In a blog post after the breach came to light earlier this September, Facebook said that the data included the following apart from contact information: "Username, gender, locale/language, relationship status, religion, hometown, self-reported current city, birthdate, device types used to access Facebook, education, work, the last 10 places they checked into or were tagged in, website, people or Pages they follow, and the 15 most recent searches."

"People's privacy and security are important to us, and we are sorry this happened," said Guy Rosen, VP of product management, in a call with journalists afterwards. Time and again Facebook apologises and promises they won't let it happen again, it only comes across as empty and half-hearted at best. Sorry is no longer good enough, because this, it bears repeating, is nothing but an all-round privacy disaster.

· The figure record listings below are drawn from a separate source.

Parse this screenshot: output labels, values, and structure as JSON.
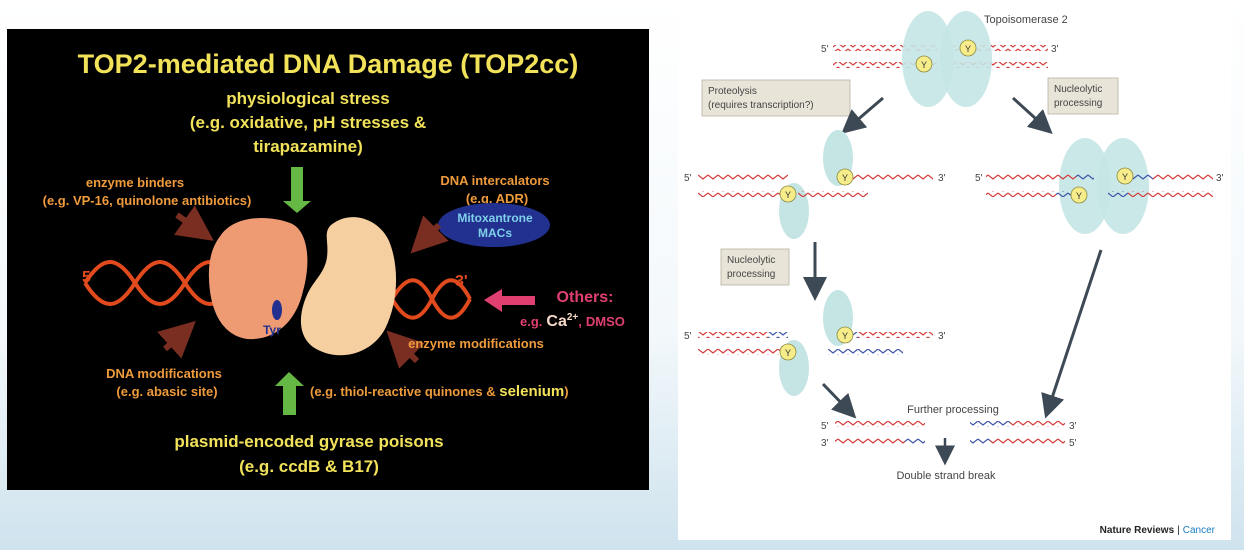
{
  "left": {
    "title": "TOP2-mediated DNA Damage (TOP2cc)",
    "physiological": [
      "physiological stress",
      "(e.g. oxidative, pH stresses &",
      "tirapazamine)"
    ],
    "enzyme_binders": [
      "enzyme binders",
      "(e.g. VP-16, quinolone antibiotics)"
    ],
    "dna_intercalators": [
      "DNA intercalators",
      "(e.g. ADR)"
    ],
    "intercalator_drugs": [
      "Mitoxantrone",
      "MACs"
    ],
    "five_prime": "5'",
    "three_prime": "3'",
    "tyr": "Tyr",
    "others_title": "Others:",
    "others_eg": "e.g.",
    "others_ca": "Ca",
    "others_ca_sup": "2+",
    "others_sep": ",",
    "others_dmso": "DMSO",
    "dna_modifications": [
      "DNA modifications",
      "(e.g. abasic site)"
    ],
    "enzyme_modifications": "enzyme modifications",
    "enzyme_mod_eg": "(e.g. thiol-reactive quinones & ",
    "enzyme_mod_selenium": "selenium",
    "enzyme_mod_close": ")",
    "plasmid": [
      "plasmid-encoded gyrase poisons",
      "(e.g. ccdB & B17)"
    ],
    "colors": {
      "yellow": "#f2e25a",
      "orange": "#ef9b3c",
      "arrow_red": "#7a2e22",
      "arrow_green": "#66b845",
      "dna": "#e04a1c",
      "enzyme_left": "#ee9b74",
      "enzyme_right": "#f6cfa0",
      "ellipse": "#22318f",
      "ellipse_text": "#7fd0ea",
      "others": "#e04070"
    }
  },
  "right": {
    "title": "Topoisomerase 2",
    "proteolysis": [
      "Proteolysis",
      "(requires transcription?)"
    ],
    "nucleolytic_top": [
      "Nucleolytic",
      "processing"
    ],
    "nucleolytic_mid": [
      "Nucleolytic",
      "processing"
    ],
    "y": "Y",
    "five": "5'",
    "three": "3'",
    "further": "Further processing",
    "dsb": "Double strand break",
    "footer_brand": "Nature Reviews",
    "footer_sep": "|",
    "footer_journal": "Cancer",
    "colors": {
      "dna_red": "#d23a3a",
      "dna_blue": "#3a55a8",
      "enzyme": "#c5e5e5",
      "label_box": "#e9e4d8",
      "y_fill": "#f7ec8a",
      "arrow": "#3d4954",
      "cancer": "#1a7bc0"
    }
  }
}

Not only the users' stolen personal data is ripe for abuse in various forms (stalking, harassment, phishing attacks, you name it), there is no recourse to claim the information back. Are affected users expected to change their email addresses and phone numbers, now knowing that their contact details are floating on the internet? As Slate's Will Oremus notes, "If your password is stolen, you change your password. The damage is done and you move on. But if all your identifying personal information is stolen? You can't change that. It could haunt you for the rest of your life." The questions are many, but Facebook has so far remained silent on the matter.

"We have a responsibility to protect your data, and if we can't then we don't deserve to serve you," CEO Mark Zuckerberg wrote in a lengthy blog post on March 21, at the height of the furore over Cambridge Analytica's misuse of Facebook users' data for political campaigns, adding "I want to thank all of you who continue to believe in our mission and work to build this community together. I know it takes longer to fix all these issues than we’d like, but I promise you we'll work through this and build a better service over the long term."

That Facebook continues to ask for our trust on the platform even as it keeps us giving more and more reasons not to trust it, repeatedly losing control over the data in one form or the other, while doing precious little to assuage the concerns, is a clear sign that the odds of Facebook changing much (unless there is some form of stringent regulation) is less than zero, and that it intends to fully bank on its ubiquity to keep users coming back to it no matter the egregiousness of the violation.

It's not just Facebook, mind you. Most of what we do, both online and offline, are being increasingly used as fodder for targeted advertising by various companies that offer their service for "free" in exchange for our attention and us voluntarily sharing our day-to-day minutiae — raising significant privacy concerns.

And given the rise in frequency and magnitude of data breaches over the last few years, an important question merits further attention: why aren't corporations doing enough to protect their users' personal information? Why is it acceptable and "far cheaper for companies of Facebook's size, even with large financial penalties, to invest less in security and simply apologise and accept a fine when things go wrong?"

Is it because they can afford to lose our data for they see no financial incentive in trying to secure it? Or is it because users, suffering from a data-breach fatigue, are becoming desensitised to the whole idea of privacy in a digital world? Lack of consumer revolt and regulation, coupled with people's complacent attitudes surrounding cybersecurity, could be a reason why most companies, particularly the Big Five (including Microsoft), don't sustain lasting damage to their brand and reputation.

But a large part of it also stems from the fact that there is no viable alternative, forcing most users to continue using the service or product irrespective of the personal costs involved. These companies are called monopolies for a reason. They are simply too big to fail, and even when they do so, they can pick up right from where they left off, with little or no cost to their bottom lines.